Les Roberts: Iraq’s death toll is far worse than our leaders admit
The US and Britain have triggered an episode more deadly than the Rwandan genocide
Published: 14 February 2007
On both sides of the Atlantic, a process of spinning science is preventing a serious discussion about the state of affairs in Iraq.
The government in Iraq claimed last month that since the 2003 invasion between 40,000 and 50,000 violent deaths have occurred. Few have pointed out the absurdity of this statement.
There are three ways we know it is a gross underestimate. First, if it were true, including suicides, South Africa, Colombia, Estonia, Kazakhstan, Latvia, Lithuania and Russia have experienced higher violent death rates than Iraq over the past four years. If true, many North and South American cities and Sub-Saharan Africa have had a similar murder rate to that claimed in Iraq. For those of us who have been in Iraq, the suggestion that New Orleans is more violent seems simply ridiculous.

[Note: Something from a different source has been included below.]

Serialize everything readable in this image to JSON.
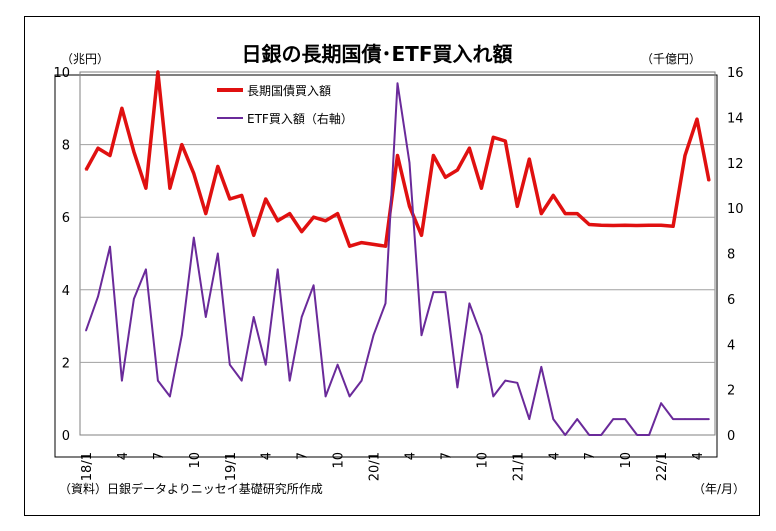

Secondly, there have to be at least 120,000 and probably 140,000 deaths per year from natural causes in a country with the population of Iraq. The numerous stories we hear about overflowing morgues, the need for new cemeteries and new body collection brigades are not consistent with a 10 per cent rise in death rate above the baseline.
And finally, there was a study, peer-reviewed and published in The Lancet, Europe’s most prestigious medical journal, which put the death toll at 650,000 as of last July. The study, which I co-authored, was done by the standard cluster approach used by the UN to estimate mortality in dozens of countries each year. While the findings are imprecise, the lower range of possibilities suggested that the Iraq government was at least downplaying the number of dead by a factor of 10.
There are several reasons why the governments involved in this conflict have been able to confuse the issue of Iraqi deaths. Our Lancet report involved sampling and statistical analysis, which is rather dry reading. Media reports always miss most deaths in times of war, so the estimate by the media-based monitoring system, Iraqbodycount.org (IBC) roughly corresponds with the Iraq government’s figures. Repeated evaluations of deaths identified from sources independent of the press and the Ministry of Health show the IBC listing to be less than 10 per cent complete, but because it matches the reports of the governments involved, it is easily referenced.
Several other estimates have placed the death toll far higher than the Iraqi government estimates, but those have received less press attention. When in 2005, a UN survey reported that 90 per cent of violent attacks in Scotland were not recorded by the police, no one, not even the police, disputed this finding. Representative surveys are the next best thing to a census for counting deaths, and nowhere but Iraq have partial tallies from morgues and hospitals been given such credence when representative survey results are available.
The Pentagon will not release information about deaths induced or amounts of weaponry used in Iraq. On 9 January of this year, the embedded Fox News reporter Brit Hume went along for an air attack, and we learned that at least 25 targets were bombed that day with almost no reports of the damage appearing in the press.